Added value of this study
Our study provides the first systematic assessment of the effect of bi-allelic EIF2AK4 mutations in a large cohort of patients with PVOD/PCH at the French Referral Centre. We identified 27 patients with PVOD/PCH with EIF2AK4 mutations and 67 patients with sporadic PVOD/PCH. Bi-allelic EIF2AK4 mutation carriers were characterised by younger age at diagnosis with an equal sex ratio, whereas more male patients were affected in the non-carrier group. Both groups displayed similar pulmonary haemodynamic characteristics indicative of severe precapillary pulmonary hypertension, functional class impairment, and high-resolution CT findings. In the overall population with PVOD/PCH, treatment with drugs for pulmonary arterial hypertension led to mild haemodynamic and functional improvement but this was associated with a significant risk of pulmonary oedema (21%). Transplantation-free survival for both EIF2AK4 mutations carriers and non-carriers was equally poor, with 32% and 34% of patients, respectively, who were event free at 3 years.
Implications of all the available evidence
Patients with PVOD/PCH with bi-allelic EIF2AK4 mutations are substantially younger at diagnosis but have similarly severe disease in terms of haemodynamic characteristics and functional impairment, compared with patients without EIF2AK4 mutations.

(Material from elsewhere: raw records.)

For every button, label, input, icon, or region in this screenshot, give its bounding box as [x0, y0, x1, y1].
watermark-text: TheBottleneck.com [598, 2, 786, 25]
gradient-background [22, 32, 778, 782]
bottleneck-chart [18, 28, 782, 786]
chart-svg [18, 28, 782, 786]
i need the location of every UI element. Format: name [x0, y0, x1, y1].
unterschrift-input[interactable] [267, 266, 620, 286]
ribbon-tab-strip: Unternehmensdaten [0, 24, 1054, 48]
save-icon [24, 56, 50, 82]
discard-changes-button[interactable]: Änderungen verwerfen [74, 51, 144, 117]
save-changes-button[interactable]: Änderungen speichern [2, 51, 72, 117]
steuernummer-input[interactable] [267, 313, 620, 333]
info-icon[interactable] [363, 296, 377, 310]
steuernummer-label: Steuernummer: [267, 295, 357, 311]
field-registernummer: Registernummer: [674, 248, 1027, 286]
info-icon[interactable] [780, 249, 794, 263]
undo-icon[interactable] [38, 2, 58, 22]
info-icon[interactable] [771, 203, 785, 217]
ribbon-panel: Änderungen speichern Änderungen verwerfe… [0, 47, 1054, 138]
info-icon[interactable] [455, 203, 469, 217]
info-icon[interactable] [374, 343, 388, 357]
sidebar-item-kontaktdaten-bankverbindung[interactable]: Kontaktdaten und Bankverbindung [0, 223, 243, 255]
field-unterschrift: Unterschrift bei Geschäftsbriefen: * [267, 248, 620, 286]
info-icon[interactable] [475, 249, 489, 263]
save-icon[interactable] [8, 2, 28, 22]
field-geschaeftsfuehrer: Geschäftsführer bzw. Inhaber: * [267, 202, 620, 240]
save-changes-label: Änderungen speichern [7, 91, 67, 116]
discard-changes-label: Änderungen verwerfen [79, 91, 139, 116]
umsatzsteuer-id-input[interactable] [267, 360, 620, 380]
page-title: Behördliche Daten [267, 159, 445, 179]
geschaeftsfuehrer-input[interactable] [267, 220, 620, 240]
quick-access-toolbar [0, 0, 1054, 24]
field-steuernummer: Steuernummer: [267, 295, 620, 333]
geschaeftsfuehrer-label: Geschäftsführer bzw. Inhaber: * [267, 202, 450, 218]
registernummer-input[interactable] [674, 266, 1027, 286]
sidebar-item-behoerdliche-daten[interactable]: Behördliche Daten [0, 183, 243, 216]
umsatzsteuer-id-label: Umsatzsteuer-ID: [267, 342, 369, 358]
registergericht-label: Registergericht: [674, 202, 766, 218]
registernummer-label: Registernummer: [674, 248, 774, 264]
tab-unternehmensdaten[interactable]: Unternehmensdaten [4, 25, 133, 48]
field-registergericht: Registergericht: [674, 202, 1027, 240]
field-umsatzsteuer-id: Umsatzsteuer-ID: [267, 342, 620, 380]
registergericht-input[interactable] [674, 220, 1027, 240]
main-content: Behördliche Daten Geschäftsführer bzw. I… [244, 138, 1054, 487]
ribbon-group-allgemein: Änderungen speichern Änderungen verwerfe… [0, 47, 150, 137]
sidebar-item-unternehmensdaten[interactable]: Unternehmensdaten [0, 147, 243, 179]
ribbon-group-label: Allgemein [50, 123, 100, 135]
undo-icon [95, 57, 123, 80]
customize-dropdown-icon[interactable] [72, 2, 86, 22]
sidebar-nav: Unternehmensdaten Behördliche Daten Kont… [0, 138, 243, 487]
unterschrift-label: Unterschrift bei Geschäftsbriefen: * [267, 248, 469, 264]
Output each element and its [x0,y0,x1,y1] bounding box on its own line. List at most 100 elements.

Sustained response to drugs for pulmonary arterial hypertension was not observed, resulting in the need for early lung transplantation in eligible patients.

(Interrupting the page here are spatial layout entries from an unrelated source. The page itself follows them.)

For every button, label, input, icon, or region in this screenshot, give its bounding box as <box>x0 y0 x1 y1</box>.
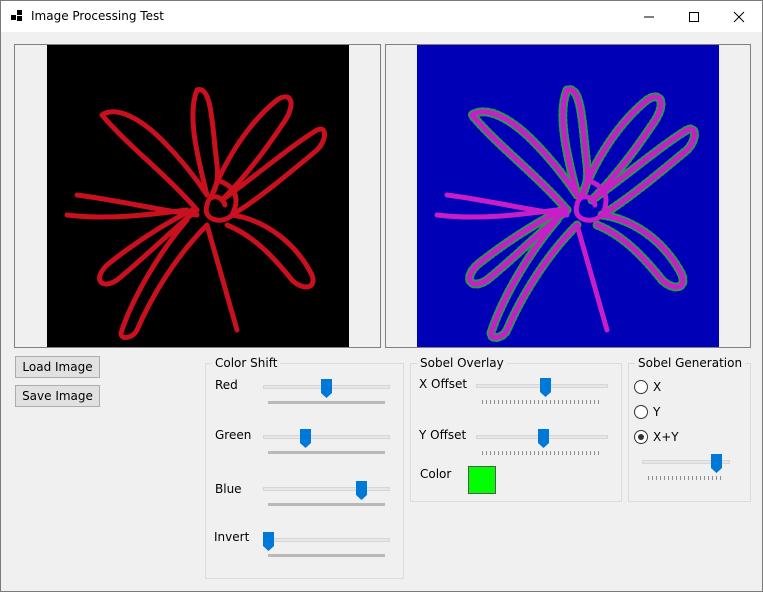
invert-label: Invert <box>214 530 250 544</box>
radio-x[interactable] <box>634 380 648 394</box>
slider-baseline <box>268 401 385 404</box>
slider-baseline <box>268 554 385 557</box>
red-label: Red <box>215 378 238 392</box>
title-bar: Image Processing Test <box>1 1 762 32</box>
minimize-icon <box>644 16 654 17</box>
x-offset-label: X Offset <box>419 377 468 391</box>
color-shift-legend: Color Shift <box>212 356 281 370</box>
green-label: Green <box>215 428 252 442</box>
slider-track[interactable] <box>263 487 390 491</box>
slider-thumb-icon[interactable] <box>321 379 332 398</box>
result-picture-box <box>385 44 751 348</box>
green-slider[interactable] <box>263 429 390 457</box>
color-label: Color <box>420 467 452 481</box>
slider-thumb-icon[interactable] <box>356 481 367 500</box>
slider-thumb-icon[interactable] <box>540 378 551 397</box>
overlay-color-swatch[interactable] <box>468 466 496 494</box>
blue-label: Blue <box>215 482 242 496</box>
app-icon <box>11 10 22 21</box>
source-picture-box <box>14 44 381 348</box>
load-image-button[interactable]: Load Image <box>15 356 100 378</box>
slider-ticks <box>482 451 602 455</box>
close-icon <box>733 11 745 22</box>
radio-x-label: X <box>653 380 662 394</box>
sobel-overlay-legend: Sobel Overlay <box>417 356 507 370</box>
source-image <box>47 45 349 347</box>
slider-track[interactable] <box>263 435 390 439</box>
radio-y[interactable] <box>634 405 648 419</box>
slider-baseline <box>268 503 385 506</box>
slider-track[interactable] <box>263 538 390 542</box>
y-offset-label: Y Offset <box>419 428 467 442</box>
slider-ticks <box>648 476 724 480</box>
radio-xy[interactable] <box>634 430 648 444</box>
radio-y-label: Y <box>653 405 661 419</box>
minimize-button[interactable] <box>626 1 672 32</box>
flower-drawing-red <box>64 87 327 340</box>
radio-xy-label: X+Y <box>653 430 679 444</box>
slider-thumb-icon[interactable] <box>300 429 311 448</box>
close-button[interactable] <box>716 1 762 32</box>
result-image <box>417 45 719 347</box>
window-title: Image Processing Test <box>31 9 164 23</box>
invert-slider[interactable] <box>263 532 390 560</box>
app-window: Image Processing Test Load Image Save Im… <box>0 0 763 592</box>
red-slider[interactable] <box>263 379 390 407</box>
slider-thumb-icon[interactable] <box>263 532 274 551</box>
sobel-generation-slider[interactable] <box>642 454 730 482</box>
slider-thumb-icon[interactable] <box>711 454 722 473</box>
maximize-icon <box>689 11 699 22</box>
slider-baseline <box>268 451 385 454</box>
y-offset-slider[interactable] <box>476 429 608 457</box>
maximize-button[interactable] <box>671 1 717 32</box>
x-offset-slider[interactable] <box>476 378 608 406</box>
save-image-button[interactable]: Save Image <box>15 385 100 407</box>
slider-ticks <box>482 400 602 404</box>
blue-slider[interactable] <box>263 481 390 509</box>
slider-thumb-icon[interactable] <box>538 429 549 448</box>
sobel-generation-legend: Sobel Generation <box>635 356 746 370</box>
flower-drawing-magenta <box>434 85 699 342</box>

Distinguishing PVOD/PCH from pulmonary arterial hypertension on clinical grounds can be challenging, since the physical and haemodynamic findings for all three diseases are broadly similar, and PVOD/PCH might represent 5%–10% of cases initially thought to be idiopathic pulmonary arterial hypertension.13, 17, 18, 19 An important clinical hallmark of PVOD/PCH is the possible occurrence of pulmonary oedema induced by medical therapies approved for pulmonary arterial hypertension.13, 17, 20 On the basis of these findings, PVOD/PCH are classified as a distinct subgroup in the updated clinical classification of pulmonary hypertension.1, 21
Since PVOD/PCH can result from bi-allelic EIF2AK4 mutations in its heritable form or from environmental factors, the possibility is raised that EIF2AK4 mutation status might be associated with a distinct phenotype of PVOD/PCH, as shown in patients with pulmonary arterial hypertension and BMPR2 mutations. To test this hypothesis, we obtained data from all adult and paediatric patients with PVOD/PCH in whom EIF2AK4 mutations were screened for and referred to the French Referral Centre for Severe Pulmonary Hypertension. Clinical, functional, and haemodynamic characteristics and outcomes were compared between patients with heritable PVOD/PCH with bi-allelic EIF2AK4 mutations and patients with PVOD/PCH without identifiable EIF2AK4 mutations.